Esta é sua história.
O "assassino de custos"
Ou Le Cost Killer, como foi apelidado durante sua passagem pela Renault.
Foi na França que Carlos Ghosn viu sua carreira empresarial decolar. Apesar de ter nascido no Brasil, seu avô, Bichara Ghosn, era libanês – um detalhe essencial para entender melhor essa história. Ele emigrou para o Brasil, onde construiu sua vida e sua família, investindo em negócios variados, desde a agricultura até a aviação.
Embora sua família tenha permanecido no Brasil, Ghosn se mudou para o Líbano ainda na infância, após sofrer problemas de saúde por ter ingerido água contaminada aos dois anos de idade.
De volta ao Líbano, destacou-se nos estudos e formou-se engenheiro. Isso lhe abriu as portas para uma oportunidade na França, onde ingressou na Michelin.

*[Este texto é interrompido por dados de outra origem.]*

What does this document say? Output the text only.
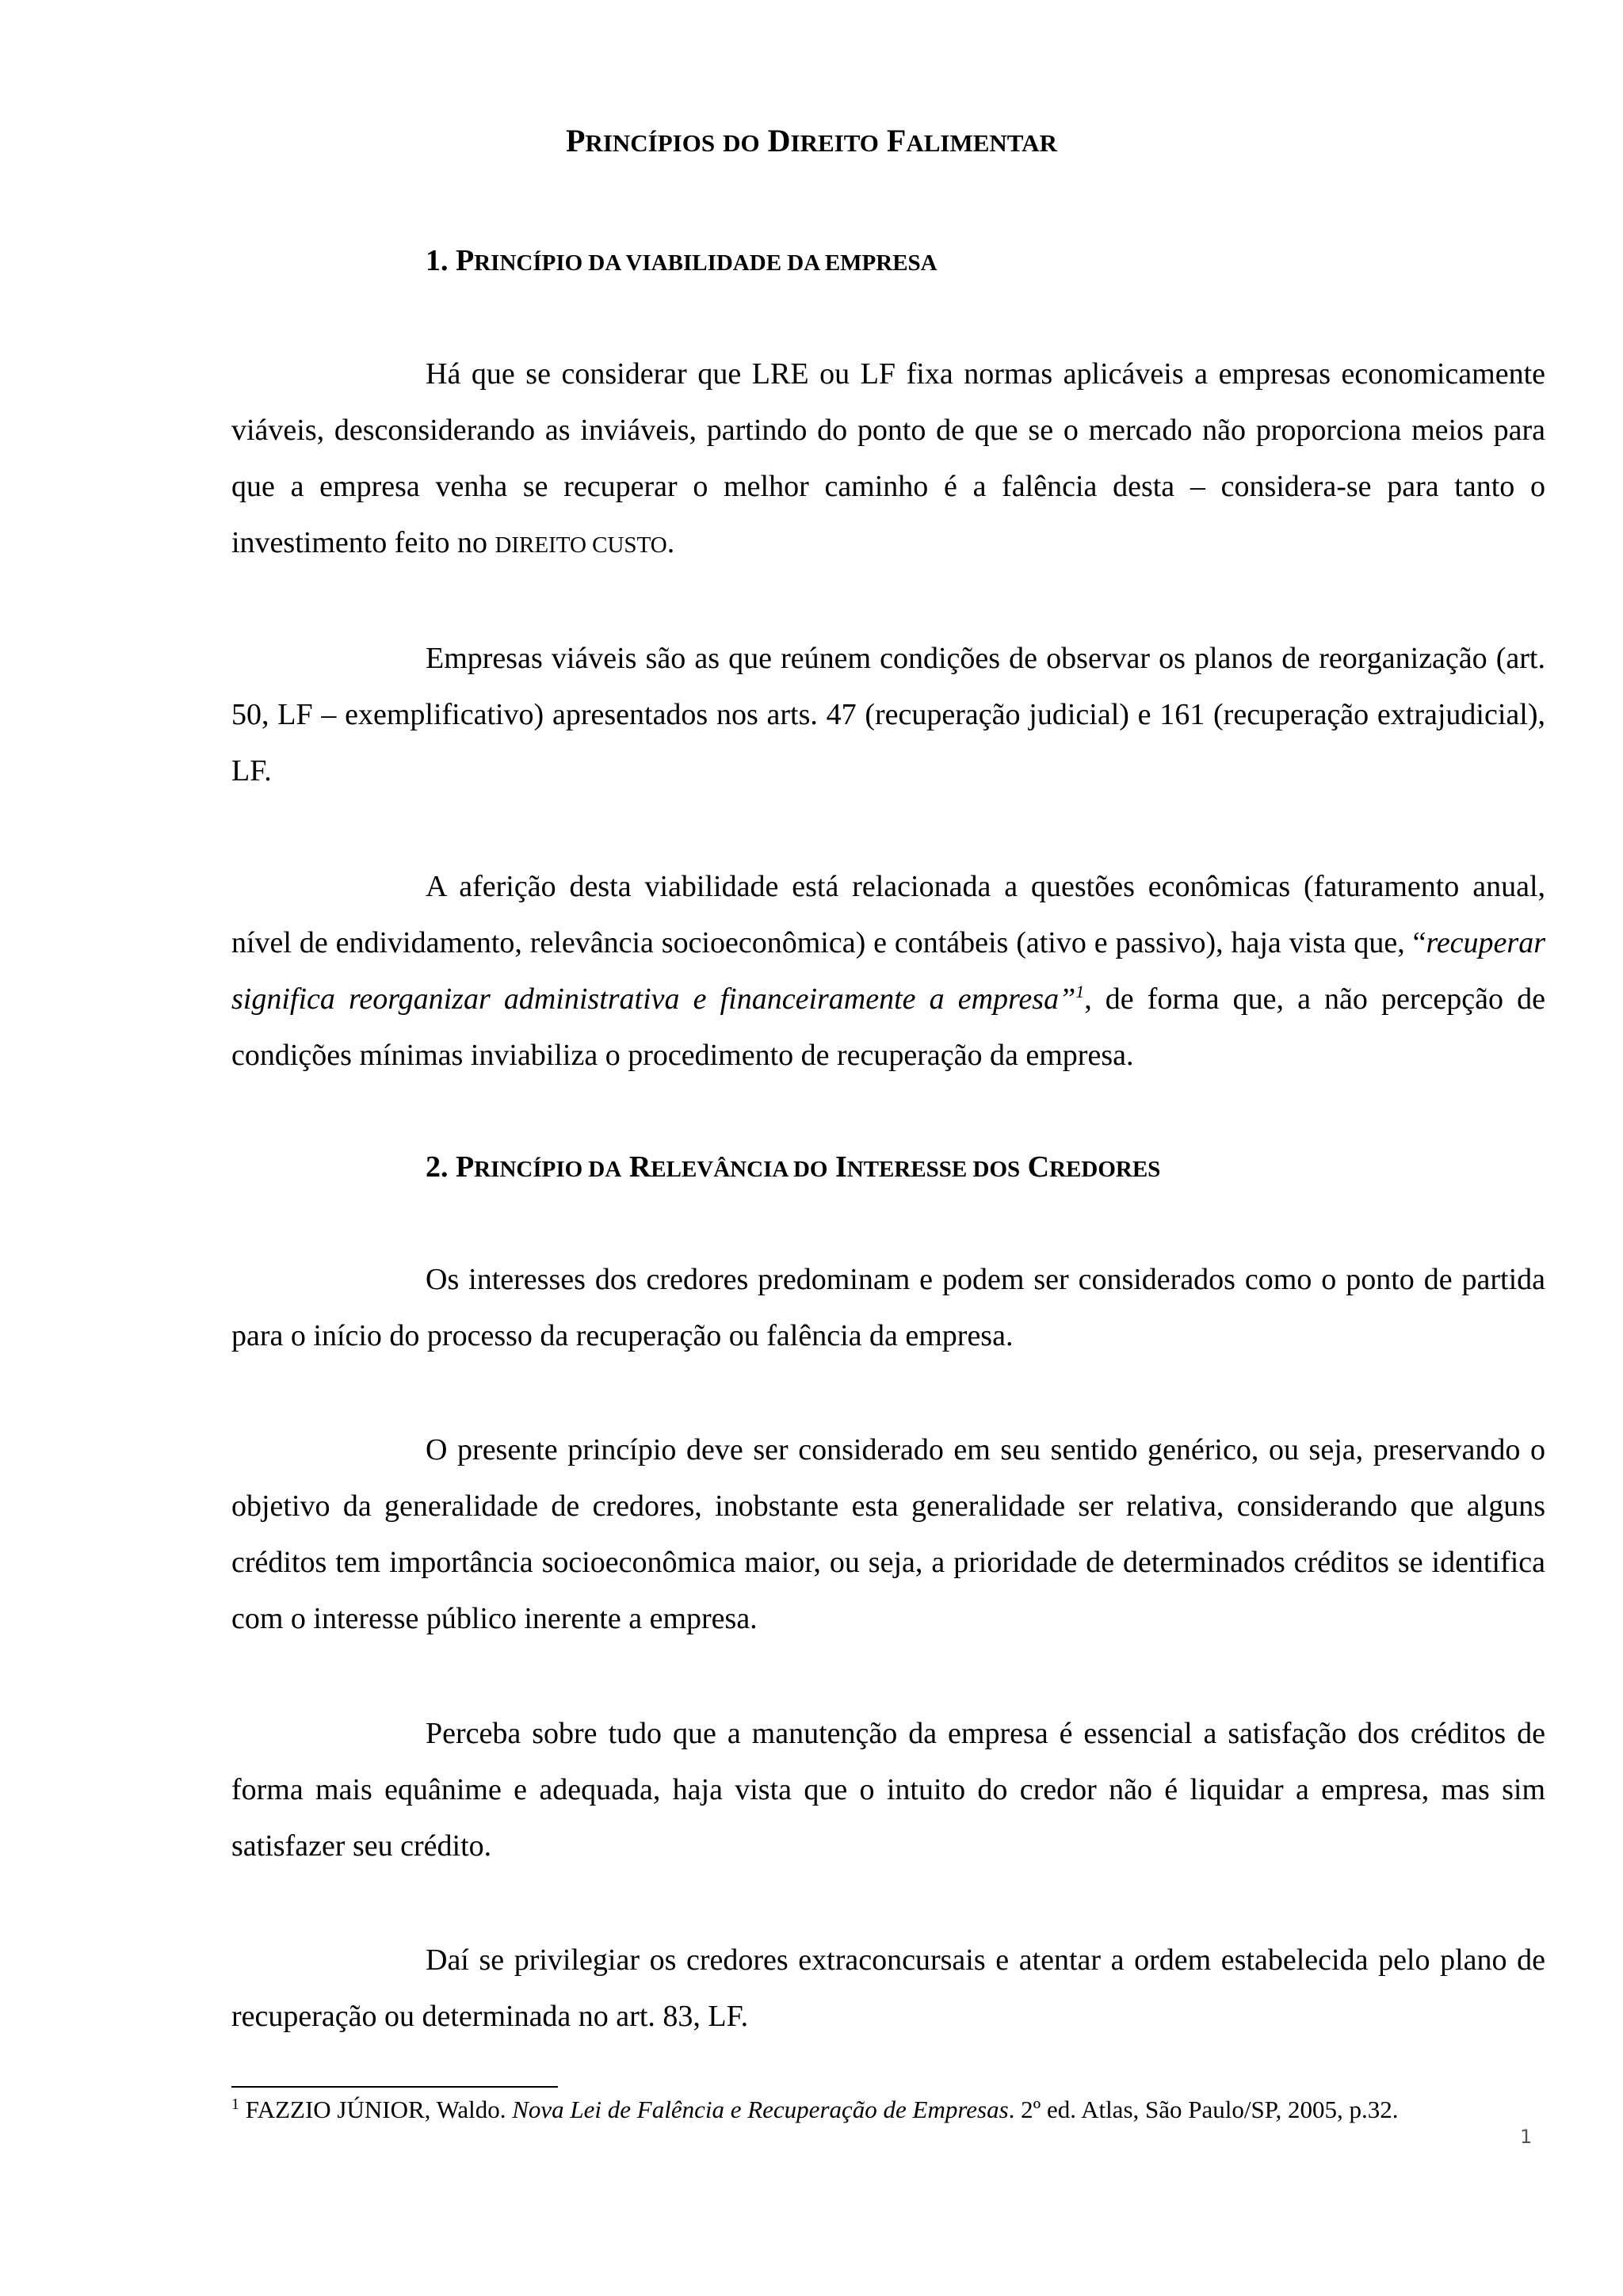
PRINCÍPIOS DO DIREITO FALIMENTAR
1. PRINCÍPIO DA VIABILIDADE DA EMPRESA

Há que se considerar que LRE ou LF fixa normas aplicáveis a empresas economicamente viáveis, desconsiderando as inviáveis, partindo do ponto de que se o mercado não proporciona meios para que a empresa venha se recuperar o melhor caminho é a falência desta – considera-se para tanto o investimento feito no DIREITO CUSTO.

Empresas viáveis são as que reúnem condições de observar os planos de reorganização (art. 50, LF – exemplificativo) apresentados nos arts. 47 (recuperação judicial) e 161 (recuperação extrajudicial), LF.

A aferição desta viabilidade está relacionada a questões econômicas (faturamento anual, nível de endividamento, relevância socioeconômica) e contábeis (ativo e passivo), haja vista que, “recuperar significa reorganizar administrativa e financeiramente a empresa”$^1$, de forma que, a não percepção de condições mínimas inviabiliza o procedimento de recuperação da empresa.

2. PRINCÍPIO DA RELEVÂNCIA DO INTERESSE DOS CREDORES

Os interesses dos credores predominam e podem ser considerados como o ponto de partida para o início do processo da recuperação ou falência da empresa.

O presente princípio deve ser considerado em seu sentido genérico, ou seja, preservando o objetivo da generalidade de credores, inobstante esta generalidade ser relativa, considerando que alguns créditos tem importância socioeconômica maior, ou seja, a prioridade de determinados créditos se identifica com o interesse público inerente a empresa.

Perceba sobre tudo que a manutenção da empresa é essencial a satisfação dos créditos de forma mais equânime e adequada, haja vista que o intuito do credor não é liquidar a empresa, mas sim satisfazer seu crédito.

Daí se privilegiar os credores extraconcursais e atentar a ordem estabelecida pelo plano de recuperação ou determinada no art. 83, LF.

$^1$ FAZZIO JÚNIOR, Waldo. Nova Lei de Falência e Recuperação de Empresas. 2º ed. Atlas, São Paulo/SP, 2005, p.32.

1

Apesar de ter se formado apenas três anos antes, em 1981 assumiu a gestão de uma fábrica da empresa de pneus na França e subiu tão rapidamente na hierarquia que, em 1985, já era responsável pelas operações da Michelin na América do Sul, atuando como COO da empresa na região. Seu grande desafio era recuperar a rentabilidade de uma divisão que estava em crise – uma experiência que, sem dúvida, o prepararia para desafios ainda maiores no futuro.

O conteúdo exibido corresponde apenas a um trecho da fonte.